With John Bolton finally leaving the office he despised (why did he ever take it in the first place, as he held the entire institution in contempt?), I want to reminisce about American foreign policy, at least since the end of the Second World War. First, I find it intgriguing that Kenneth Adelman would praise the Truman foreign policy team. After all, it was right-wingers who labeled Dean Acheson (as staunchly conservative a man as one could imagine) "Red Dean", and who, when Joe McCarthy went after Gen. George Marshall (as honorable and decent a human being who ever graced the Army uniform, and who, next to Acheson himself, was perhaps the greatest Secretary of State in the 20th century) piled on in scurillous personal attacks. Even Eisenhower didn't have the balls to stand up and defend his old chief.

The Republicans like to crow about how "tough" and "expert" their foreign policy advisors are. Let's run down a few of them, shall we? John Foster Dulles, of whom Winston Churchill said he was the only bull who carried around his own china shop. William Rogers was a cipher, purposely chosen to be useless so that Nixon and Kissinger could run foreign policy as they chose, and as a result destroyed American diplomatic credibility and gave us disastrous SALT agreements (see Seymour Hirsch's The Price of Power). All I will say is - Al Haig and Iran-Contra.

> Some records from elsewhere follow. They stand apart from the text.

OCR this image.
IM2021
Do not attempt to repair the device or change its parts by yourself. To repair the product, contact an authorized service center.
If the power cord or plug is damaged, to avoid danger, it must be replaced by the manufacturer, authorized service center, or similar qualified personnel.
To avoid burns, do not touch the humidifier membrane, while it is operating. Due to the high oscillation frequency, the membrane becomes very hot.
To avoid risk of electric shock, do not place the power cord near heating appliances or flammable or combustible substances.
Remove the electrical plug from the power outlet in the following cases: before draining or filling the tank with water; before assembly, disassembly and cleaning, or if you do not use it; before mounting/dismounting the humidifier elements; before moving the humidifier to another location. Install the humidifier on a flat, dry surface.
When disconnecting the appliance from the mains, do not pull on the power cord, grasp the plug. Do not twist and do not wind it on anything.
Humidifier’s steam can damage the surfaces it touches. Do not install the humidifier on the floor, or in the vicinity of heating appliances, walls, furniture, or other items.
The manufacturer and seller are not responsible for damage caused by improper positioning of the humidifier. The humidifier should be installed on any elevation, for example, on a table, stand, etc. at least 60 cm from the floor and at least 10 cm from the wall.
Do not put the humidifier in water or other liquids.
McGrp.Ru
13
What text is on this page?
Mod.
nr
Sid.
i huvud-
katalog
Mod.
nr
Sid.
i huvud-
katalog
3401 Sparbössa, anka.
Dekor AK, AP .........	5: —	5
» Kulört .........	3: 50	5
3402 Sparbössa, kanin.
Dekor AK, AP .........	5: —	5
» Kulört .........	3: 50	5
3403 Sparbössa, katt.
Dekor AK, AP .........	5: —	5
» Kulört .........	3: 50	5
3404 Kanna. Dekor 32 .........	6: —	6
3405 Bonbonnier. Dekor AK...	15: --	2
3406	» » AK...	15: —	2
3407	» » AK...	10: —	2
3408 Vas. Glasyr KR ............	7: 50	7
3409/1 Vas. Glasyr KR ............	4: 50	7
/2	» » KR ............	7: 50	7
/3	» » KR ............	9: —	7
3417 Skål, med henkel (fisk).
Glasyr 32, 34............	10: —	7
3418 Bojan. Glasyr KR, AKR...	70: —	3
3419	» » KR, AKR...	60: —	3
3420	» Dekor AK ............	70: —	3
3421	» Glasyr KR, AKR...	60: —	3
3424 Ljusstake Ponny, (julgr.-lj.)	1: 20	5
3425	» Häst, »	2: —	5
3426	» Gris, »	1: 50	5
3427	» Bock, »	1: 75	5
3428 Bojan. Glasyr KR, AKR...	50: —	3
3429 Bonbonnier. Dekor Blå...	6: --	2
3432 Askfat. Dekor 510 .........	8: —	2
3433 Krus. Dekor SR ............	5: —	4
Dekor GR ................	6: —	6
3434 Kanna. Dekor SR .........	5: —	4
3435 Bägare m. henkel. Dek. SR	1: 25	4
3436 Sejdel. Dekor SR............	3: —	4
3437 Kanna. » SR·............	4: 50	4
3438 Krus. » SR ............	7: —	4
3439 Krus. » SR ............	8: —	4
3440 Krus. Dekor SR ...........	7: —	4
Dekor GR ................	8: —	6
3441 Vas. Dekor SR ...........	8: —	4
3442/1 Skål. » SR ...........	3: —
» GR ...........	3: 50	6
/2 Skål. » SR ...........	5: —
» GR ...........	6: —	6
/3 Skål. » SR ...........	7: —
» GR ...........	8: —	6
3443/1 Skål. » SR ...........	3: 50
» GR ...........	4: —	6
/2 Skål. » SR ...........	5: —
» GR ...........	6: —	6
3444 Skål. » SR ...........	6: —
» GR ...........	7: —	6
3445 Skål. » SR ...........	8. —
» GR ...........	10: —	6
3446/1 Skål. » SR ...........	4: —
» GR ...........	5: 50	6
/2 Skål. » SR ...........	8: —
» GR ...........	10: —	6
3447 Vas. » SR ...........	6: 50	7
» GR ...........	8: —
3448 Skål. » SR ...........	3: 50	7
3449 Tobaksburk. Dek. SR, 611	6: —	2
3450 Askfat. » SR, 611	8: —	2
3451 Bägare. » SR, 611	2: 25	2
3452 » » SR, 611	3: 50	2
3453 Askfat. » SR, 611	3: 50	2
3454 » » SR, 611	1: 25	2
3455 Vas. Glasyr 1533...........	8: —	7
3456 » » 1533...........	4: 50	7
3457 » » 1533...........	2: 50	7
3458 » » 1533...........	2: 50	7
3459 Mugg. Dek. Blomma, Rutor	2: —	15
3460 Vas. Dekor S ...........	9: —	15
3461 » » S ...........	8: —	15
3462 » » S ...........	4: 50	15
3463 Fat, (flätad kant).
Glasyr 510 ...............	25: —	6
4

Adelman claimed the group around George W. Bush was as expert as Truman's advisors. Colin Powell was a figurehead, maladroit at the game of bureacratic in-fighting, a public spokesperson for views he reviled and policies he thought were wrong. Condoleeza Rice is not much better, and she has all but disappeared from the public stage recently.

The best foreign policy has always been driven by Democrats - McGeorge Bundy and George Ball, Zbigniew Brzezinski and Cyrun Vance, even Madleine Albright, for all her faults (and they were legion) was better by far than any of the Republicans mentioned. Yet, the Republicans still claim an expertise in foreign affiars, and the stenographic press, ignorant of history and blind to what they see around them, largely follows, echoing these same tired falsehoods. Why?

Of all the post-war figures here, Kissinger in many ways is prototypical. Wanting to be tough and realistic (in all senses of the word), his ego was no match for his intellect or abilities. He wanted to be Tallyrand and Stalin (if you read his book Diplomacy there is an obvious man-crush for the Soviet leader, which should tell one all one needs to know about Kissinger), but he practiced foreign policy in a country that tries to be open and discuss its policy, even its foreign policy. The idea that politics stops at the water's edge has never been true in American politics, and is only fostered by those who do not want discussion of foreign affairs. Kissinger was a failure not only because he lacked the ability to be either as clever or as ruthless as those with whom he dealt; he failed because, in a democracy, we all get to figure it out as ew go along. The long string of Republican disasters that followed are only a coda to the authoritarianism Kissinger tried to emulate.

I realize this is all controversial, but I have never been comfortable with Bolton sitting in the chiar once held by Eleanor Roosevelt, Adlai Stevenson, and Daniel Patrick Moynihan (I know Noam Chomsky doesn't like him for selling out East Timor). They were giants. Bolton is a smudge on the pages of American diplomatic history. Personally, I hope he writes his memoirs; I can't imagine anything more funny or ridiculously sophomoric than a person whose whole intellectual and professional career has been spent bashing the UN, then turning around and trying to defend his miserable tenure there. The contortions alone should be worth reading.